Le changement de climat a déjà un effet sur nos vins

Les effets de l’augmentation des températures sur le vin sont déjà visibles.

Illustration du réchauffement climatique et de son impact sur la viticulture: les vendanges ont lieu en moyenne 20 jours plus tôt qu'il y a 70 ans

On observe un peu partout dans le monde que les vendanges commencent en moyenne 20 jours plus tôt  qu’il y a 70 ans. Cette évolution est due à la maturation plus rapide des raisins sous l’effet de températures plus élevées.

De même, on remarque que les vins sont de plus en plus chargés en alcool. Dans un domaine donné, à cépage et terroir égal, le taux d’alcool contenu dans le vin est passé en moyenne de 12,5° il y a 30 ans à 15° aujourd’hui ! Une évolution des goûts ? Non. Les raisins mûrissant plus vite contiennent plus de sucre au moment des vendanges. Le sucre se transformant en alcool au cours de la fermentation, le degré alcoolique des vins augmente.

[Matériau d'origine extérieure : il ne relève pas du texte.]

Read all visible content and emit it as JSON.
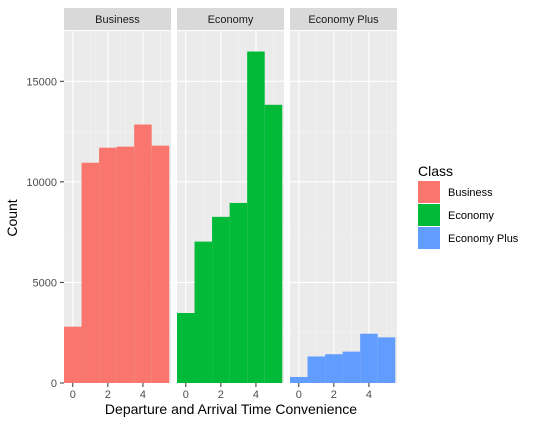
{
  "chart_data": {
    "type": "bar",
    "subtype": "faceted-histogram",
    "title": "",
    "xlabel": "Departure and Arrival Time Convenience",
    "ylabel": "Count",
    "xlim": [
      -0.5,
      5.6
    ],
    "ylim": [
      0,
      17500
    ],
    "x_ticks": [
      0,
      2,
      4
    ],
    "y_ticks": [
      0,
      5000,
      10000,
      15000
    ],
    "y_tick_labels": [
      "0",
      "5000",
      "10000",
      "15000"
    ],
    "grid": true,
    "legend": {
      "title": "Class",
      "placement": "right",
      "entries": [
        "Business",
        "Economy",
        "Economy Plus"
      ]
    },
    "bins": [
      {
        "x0": -0.5,
        "x1": 0.5
      },
      {
        "x0": 0.5,
        "x1": 1.5
      },
      {
        "x0": 1.5,
        "x1": 2.5
      },
      {
        "x0": 2.5,
        "x1": 3.5
      },
      {
        "x0": 3.5,
        "x1": 4.5
      },
      {
        "x0": 4.5,
        "x1": 5.5
      }
    ],
    "series": [
      {
        "name": "Business",
        "color": "#F8766D",
        "values": [
          2800,
          10950,
          11700,
          11750,
          12850,
          11800
        ]
      },
      {
        "name": "Economy",
        "color": "#00BA38",
        "values": [
          3480,
          7030,
          8260,
          8950,
          16480,
          13830
        ]
      },
      {
        "name": "Economy Plus",
        "color": "#619CFF",
        "values": [
          300,
          1320,
          1430,
          1560,
          2450,
          2270
        ]
      }
    ]
  }
}
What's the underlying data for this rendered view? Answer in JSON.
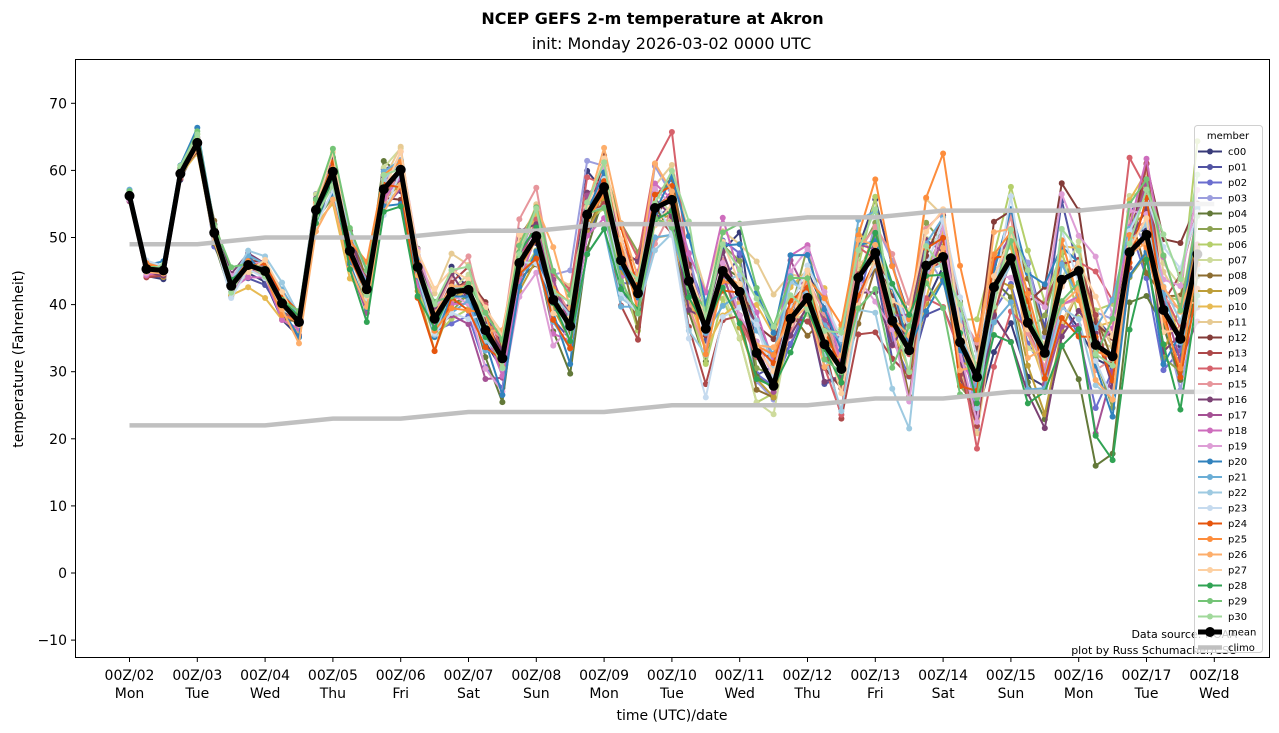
{
  "chart_data": {
    "type": "line",
    "title": "NCEP GEFS 2-m temperature at Akron",
    "subtitle": "init: Monday 2026-03-02 0000 UTC",
    "xlabel": "time (UTC)/date",
    "ylabel": "temperature (Fahrenheit)",
    "ylim": [
      -12,
      76
    ],
    "yticks": [
      -10,
      0,
      10,
      20,
      30,
      40,
      50,
      60,
      70
    ],
    "xlim_days": [
      -0.4,
      16.85
    ],
    "xticks": [
      {
        "day": 0,
        "label1": "00Z/02",
        "label2": "Mon"
      },
      {
        "day": 1,
        "label1": "00Z/03",
        "label2": "Tue"
      },
      {
        "day": 2,
        "label1": "00Z/04",
        "label2": "Wed"
      },
      {
        "day": 3,
        "label1": "00Z/05",
        "label2": "Thu"
      },
      {
        "day": 4,
        "label1": "00Z/06",
        "label2": "Fri"
      },
      {
        "day": 5,
        "label1": "00Z/07",
        "label2": "Sat"
      },
      {
        "day": 6,
        "label1": "00Z/08",
        "label2": "Sun"
      },
      {
        "day": 7,
        "label1": "00Z/09",
        "label2": "Mon"
      },
      {
        "day": 8,
        "label1": "00Z/10",
        "label2": "Tue"
      },
      {
        "day": 9,
        "label1": "00Z/11",
        "label2": "Wed"
      },
      {
        "day": 10,
        "label1": "00Z/12",
        "label2": "Thu"
      },
      {
        "day": 11,
        "label1": "00Z/13",
        "label2": "Fri"
      },
      {
        "day": 12,
        "label1": "00Z/14",
        "label2": "Sat"
      },
      {
        "day": 13,
        "label1": "00Z/15",
        "label2": "Sun"
      },
      {
        "day": 14,
        "label1": "00Z/16",
        "label2": "Mon"
      },
      {
        "day": 15,
        "label1": "00Z/17",
        "label2": "Tue"
      },
      {
        "day": 16,
        "label1": "00Z/18",
        "label2": "Wed"
      }
    ],
    "time_step_hours": 6,
    "mean": {
      "name": "mean",
      "color": "#000000",
      "values": [
        56.2,
        45.3,
        45.1,
        59.5,
        64.1,
        50.7,
        42.8,
        45.9,
        45.0,
        40.2,
        37.4,
        54.1,
        59.8,
        48.0,
        42.3,
        57.2,
        60.1,
        45.6,
        37.9,
        41.9,
        42.2,
        36.2,
        32.0,
        46.2,
        50.2,
        40.7,
        36.8,
        53.4,
        57.5,
        46.6,
        41.7,
        54.4,
        55.6,
        43.5,
        36.4,
        45.0,
        41.9,
        32.8,
        27.9,
        37.9,
        41.0,
        34.1,
        30.4,
        44.0,
        47.7,
        37.6,
        33.2,
        45.8,
        47.1,
        34.4,
        29.2,
        42.6,
        46.9,
        37.3,
        32.8,
        43.7,
        45.0,
        34.0,
        32.3,
        47.8,
        50.4,
        39.2,
        34.9,
        47.5
      ]
    },
    "climo": {
      "name": "climo",
      "color": "#c0c0c0",
      "high": {
        "days": [
          0,
          1,
          2,
          3,
          4,
          5,
          6,
          7,
          8,
          9,
          10,
          11,
          12,
          13,
          14,
          15,
          16
        ],
        "values": [
          49,
          49,
          50,
          50,
          50,
          51,
          51,
          52,
          52,
          52,
          53,
          53,
          54,
          54,
          54,
          55,
          55
        ]
      },
      "low": {
        "days": [
          0,
          1,
          2,
          3,
          4,
          5,
          6,
          7,
          8,
          9,
          10,
          11,
          12,
          13,
          14,
          15,
          16
        ],
        "values": [
          22,
          22,
          22,
          23,
          23,
          24,
          24,
          24,
          25,
          25,
          25,
          26,
          26,
          27,
          27,
          27,
          27
        ]
      }
    },
    "members": [
      {
        "name": "c00",
        "color": "#393b79"
      },
      {
        "name": "p01",
        "color": "#5254a3"
      },
      {
        "name": "p02",
        "color": "#6b6ecf"
      },
      {
        "name": "p03",
        "color": "#9c9ede"
      },
      {
        "name": "p04",
        "color": "#637939"
      },
      {
        "name": "p05",
        "color": "#8ca252"
      },
      {
        "name": "p06",
        "color": "#b5cf6b"
      },
      {
        "name": "p07",
        "color": "#cedb9c"
      },
      {
        "name": "p08",
        "color": "#8c6d31"
      },
      {
        "name": "p09",
        "color": "#bd9e39"
      },
      {
        "name": "p10",
        "color": "#e7ba52"
      },
      {
        "name": "p11",
        "color": "#e7cb94"
      },
      {
        "name": "p12",
        "color": "#843c39"
      },
      {
        "name": "p13",
        "color": "#ad494a"
      },
      {
        "name": "p14",
        "color": "#d6616b"
      },
      {
        "name": "p15",
        "color": "#e7969c"
      },
      {
        "name": "p16",
        "color": "#7b4173"
      },
      {
        "name": "p17",
        "color": "#a55194"
      },
      {
        "name": "p18",
        "color": "#ce6dbd"
      },
      {
        "name": "p19",
        "color": "#de9ed6"
      },
      {
        "name": "p20",
        "color": "#3182bd"
      },
      {
        "name": "p21",
        "color": "#6baed6"
      },
      {
        "name": "p22",
        "color": "#9ecae1"
      },
      {
        "name": "p23",
        "color": "#c6dbef"
      },
      {
        "name": "p24",
        "color": "#e6550d"
      },
      {
        "name": "p25",
        "color": "#fd8d3c"
      },
      {
        "name": "p26",
        "color": "#fdae6b"
      },
      {
        "name": "p27",
        "color": "#fdd0a2"
      },
      {
        "name": "p28",
        "color": "#31a354"
      },
      {
        "name": "p29",
        "color": "#74c476"
      },
      {
        "name": "p30",
        "color": "#a1d99b"
      }
    ],
    "legend": {
      "title": "member",
      "position": "right",
      "extra_entries": [
        "mean",
        "climo"
      ]
    },
    "annotations": [
      "Data source: NOAA",
      "plot by Russ Schumacher/CSU"
    ],
    "grid": false
  }
}
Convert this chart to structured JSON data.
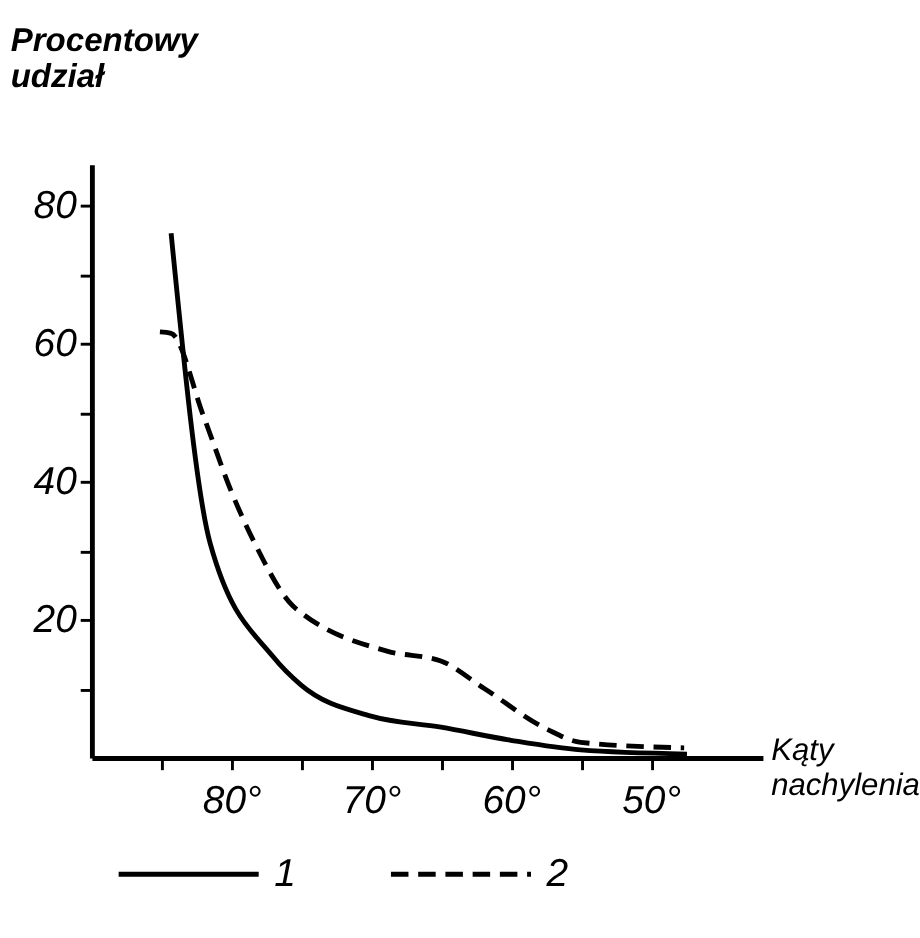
{
  "chart_data": {
    "type": "line",
    "xlabel": "Kąty nachylenia",
    "ylabel": "Procentowy udział",
    "xlim": [
      90,
      42
    ],
    "ylim": [
      0,
      86
    ],
    "xticks": [
      {
        "value": 85,
        "label": null
      },
      {
        "value": 80,
        "label": "80°"
      },
      {
        "value": 75,
        "label": null
      },
      {
        "value": 70,
        "label": "70°"
      },
      {
        "value": 65,
        "label": null
      },
      {
        "value": 60,
        "label": "60°"
      },
      {
        "value": 55,
        "label": null
      },
      {
        "value": 50,
        "label": "50°"
      }
    ],
    "yticks": [
      {
        "value": 10,
        "label": null
      },
      20,
      {
        "value": 30,
        "label": null
      },
      40,
      {
        "value": 50,
        "label": null
      },
      60,
      {
        "value": 70,
        "label": null
      },
      80
    ],
    "grid": false,
    "legend": "bottom",
    "series": [
      {
        "name": "1",
        "color": "#000000",
        "line_style": "solid",
        "x": [
          84.3,
          81.5,
          77,
          75,
          70,
          65,
          60,
          55,
          47.4
        ],
        "values": [
          76,
          31,
          14.6,
          10.5,
          6,
          4.4,
          2.5,
          1.1,
          0.5
        ]
      },
      {
        "name": "2",
        "color": "#000000",
        "line_style": "dashed",
        "x": [
          85.1,
          84.3,
          82,
          80,
          78.3,
          75.6,
          75,
          68.8,
          65,
          61.9,
          57.4,
          55,
          47.6
        ],
        "values": [
          61.7,
          61.5,
          49.6,
          38.6,
          31,
          22,
          21,
          15.4,
          14,
          10,
          4.1,
          2.2,
          1.4
        ]
      }
    ]
  }
}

Jusqu’où cela va-t-il s’arrêter ? 🙂

Quelles conséquences à moyen terme ?

Un risque de perte de qualité

En raison de sa maturation plus rapide, le raisin a moins le temps de développer la complexité de ses arômes. Ainsi les arômes végétaux vont s’effacer au profit d’arômes plus fruités, ce qui peut s’avérer positif. Dans une certaine mesure seulement.

En raison de son degré alcoolique plus élevé, le vin va perdre de son acidité. Avec pour conséquence une perte de fraîcheur en bouche, et un potentiel de garde réduit.

Les recherches se multiplient pour apporter des solutions. Des changements de cépages sont expérimentés, et de nouvelles techniques de vinification sont testées un peu partout dans le monde.

Des changement de cépages

Certains cépages résistent mieux au stress hydrique. D’autres se caractérisent par une durée de maturité plus tardive ou une teneur en sucre plus faible. Ces cépages et leurs clones pourraient à terme remplacer les raisins vulnérables à la hausse des températures comme le merlot, roi du Bordeaux et le pinot noir, empereur de Bourgogne.

Ainsi la syrah, connue pour sa maturité tardive qui la rend populaire dans les vignobles chauds (Côte du Rhône, Australie) pourrait s’étendre à des vignobles plus septentrionaux. Des expérimentations sont déjà en cours dans le Bordelais.

Le cabernet franc pourrait supplanter son cousin le cabernet sauvignon, trop généreux en sucre, dans le Bordelais, en Californie et en Afrique du Sud.

Le ré-encépagement est donc une option prometteuse pour faire face au réchauffement climatique, même s’il implique automatiquement un changement de style pour le vin.

De nouvelles régions productrices

D’après le GIEC (Groupe d’experts intergouvernemental sur l’évolution du climat, qui planche sur le réchauffement climatique), une hausse de 1°C des températures correspond à un « déplacement » du climat de 160 km vers le nord (dans l’hémisphère nord).

Nous voila donc devant un scénario encore jugé improbable il y a quelques années: des vignobles pourraient se développer en Bretagne, en Normandie, en Belgique ou encore en Angleterre. Ce dernier commence d’ailleurs à faire parler de lui en plantant massivement des vignes et produit un vin effervescent qui ne cesse de monter en gamme.

Partout dans le monde, le réchauffement climatique fait donc peser un risque sur le style (au mieux) et la qualité (au pire) de nos grands vins. Ce constat est une raison supplémentaire, s’il en fallait une, de prendre conscience de l’enjeu que constitue le changement climatique et de la nécessité d’y répondre collectivement.